Too soon it’s over and then I’m left feeling if only, or I wish.

One day, one whole day what am I expecting too happen?

I lie awake in anticipation of the magic of christmas, I love to see the boys get excited. I know they know father christmas is but a figment of the imagination but we love the whole magic of christmas.

Yet at the end of it I’m left feeling disappointed and dejected but I can’t quite put my finger on it.

Is it because I don’t want to ‘enjoy’ christmas too much for that very reason I’ve stated above it’s over so quickly so allowing yourself to get over excited ultimately leads to that feeling of disappointment.

I wonder if my enthusiasm for christmas was quelled by my upbringing as a child, excitement wasn’t a big thing in our house at christmas time.

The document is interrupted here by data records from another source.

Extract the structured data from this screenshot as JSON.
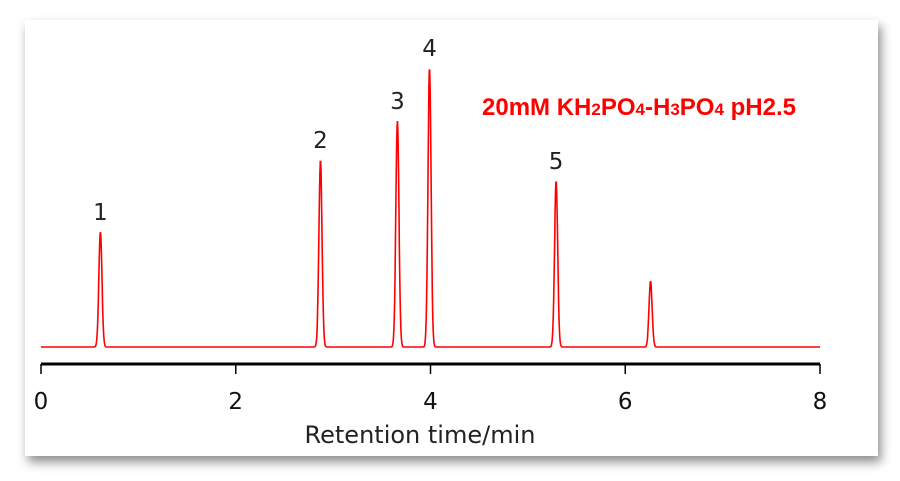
{
  "chart_data": {
    "type": "line",
    "title": "20mM KH2PO4-H3PO4 pH2.5",
    "title_parts": [
      {
        "text": "20mM KH",
        "sub": false
      },
      {
        "text": "2",
        "sub": true
      },
      {
        "text": "PO",
        "sub": false
      },
      {
        "text": "4",
        "sub": true
      },
      {
        "text": "-H",
        "sub": false
      },
      {
        "text": "3",
        "sub": true
      },
      {
        "text": "PO",
        "sub": false
      },
      {
        "text": "4",
        "sub": true
      },
      {
        "text": " pH2.5",
        "sub": false
      }
    ],
    "xlabel": "Retention time/min",
    "ylabel": "",
    "xlim": [
      0,
      8
    ],
    "ylim": [
      0,
      290
    ],
    "xticks": [
      "0",
      "2",
      "4",
      "6",
      "8"
    ],
    "grid": false,
    "series_color": "#ff0000",
    "peaks": [
      {
        "label": "1",
        "time": 0.61,
        "height": 115
      },
      {
        "label": "2",
        "time": 2.87,
        "height": 187
      },
      {
        "label": "3",
        "time": 3.66,
        "height": 226
      },
      {
        "label": "4",
        "time": 3.99,
        "height": 279
      },
      {
        "label": "5",
        "time": 5.29,
        "height": 166
      },
      {
        "label": "",
        "time": 6.26,
        "height": 66
      }
    ]
  }
}
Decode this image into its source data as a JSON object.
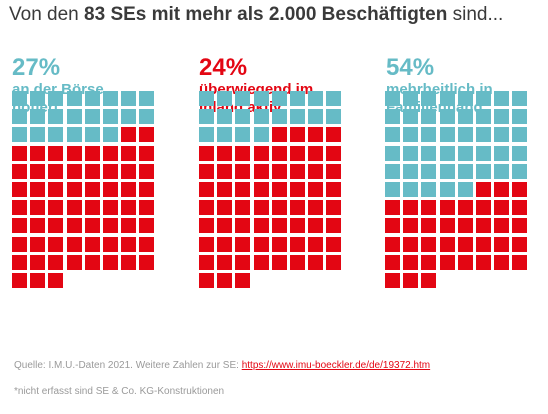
{
  "title": {
    "prefix": "Von den ",
    "bold": "83 SEs mit mehr als 2.000 Beschäftigten",
    "suffix": " sind..."
  },
  "colors": {
    "teal": "#66bbc6",
    "red": "#e30613",
    "text": "#3a3a3a",
    "muted": "#9a9a9a"
  },
  "chart_data": {
    "type": "waffle",
    "total": 83,
    "panels": [
      {
        "percent_label": "27%",
        "line1": "an der Börse",
        "line2": "notiert",
        "accent": "#66bbc6",
        "value_percent": 27,
        "filled_color": "#66bbc6"
      },
      {
        "percent_label": "24%",
        "line1": "überwiegend im",
        "line2": "Inland aktiv",
        "accent": "#e30613",
        "value_percent": 24,
        "filled_color": "#e30613"
      },
      {
        "percent_label": "54%",
        "line1": "mehrheitlich in",
        "line2": "Familienhand",
        "accent": "#66bbc6",
        "value_percent": 54,
        "filled_color": "#66bbc6"
      }
    ],
    "teal_cells": [
      22,
      20,
      45
    ],
    "red_cells": [
      61,
      63,
      38
    ]
  },
  "footer": {
    "source_prefix": "Quelle: I.M.U.-Daten 2021. Weitere Zahlen zur SE: ",
    "source_link": "https://www.imu-boeckler.de/de/19372.htm",
    "note": "*nicht erfasst sind SE & Co. KG-Konstruktionen"
  }
}
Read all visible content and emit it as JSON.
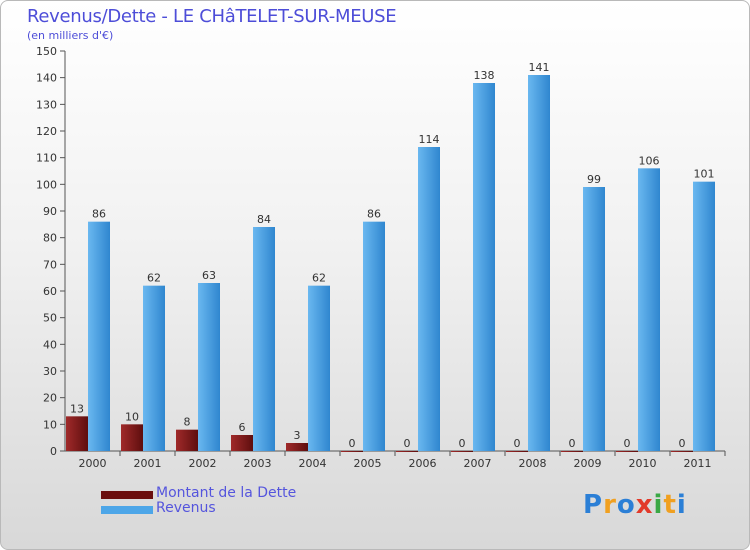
{
  "chart_data": {
    "type": "bar",
    "title": "Revenus/Dette - LE CHâTELET-SUR-MEUSE",
    "subtitle": "(en milliers d'€)",
    "categories": [
      "2000",
      "2001",
      "2002",
      "2003",
      "2004",
      "2005",
      "2006",
      "2007",
      "2008",
      "2009",
      "2010",
      "2011"
    ],
    "series": [
      {
        "name": "Montant de la Dette",
        "values": [
          13,
          10,
          8,
          6,
          3,
          0,
          0,
          0,
          0,
          0,
          0,
          0
        ],
        "color": "#8b1a1a"
      },
      {
        "name": "Revenus",
        "values": [
          86,
          62,
          63,
          84,
          62,
          86,
          114,
          138,
          141,
          99,
          106,
          101
        ],
        "color": "#4da6e8"
      }
    ],
    "ylim": [
      0,
      150
    ],
    "yticks": [
      0,
      10,
      20,
      30,
      40,
      50,
      60,
      70,
      80,
      90,
      100,
      110,
      120,
      130,
      140,
      150
    ],
    "grid": false,
    "legend_position": "bottom-left"
  },
  "logo": {
    "text": "Proxiti",
    "letters": [
      "P",
      "r",
      "o",
      "x",
      "i",
      "t",
      "i"
    ],
    "colors": [
      "#2b7fd6",
      "#f0a020",
      "#2b7fd6",
      "#e23a2a",
      "#3aa845",
      "#f0a020",
      "#2b7fd6"
    ]
  }
}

And every year I swear that I’m going to immerse myself in the whole feeling of christmas, cinnamon, ginger, christmas cake but it never quite happens.

So, here we are again, new years eve, the last day or should I say evening of 2014.

We will shortly be hurtling toward 2015 and another new year.

Each new year brings resolutions, goals, a sense of trepidation and a long list of all the things that you plan to do but inevitably never get around to doing let alone ticking off.

I have two weeks where I can’t drive so that means no school runs and none of the usual running around associated with being a working mum.

Time to rest my dodgy leg, rely on others and big M to do things for me, which will be a real test of my character, undoubtedly my tolerance and patience levels will reach new depths.

But hopefully this ‘down-time’ will allow me to collect my thoughts and decide if 2015 really is going to be ‘my year’ or not.

What will your 2015 look like? Let me know and share what you want to do this year.

Finally A very BIG HAPPY NEW YEAR to those of you who take the time to drop by and read my posts.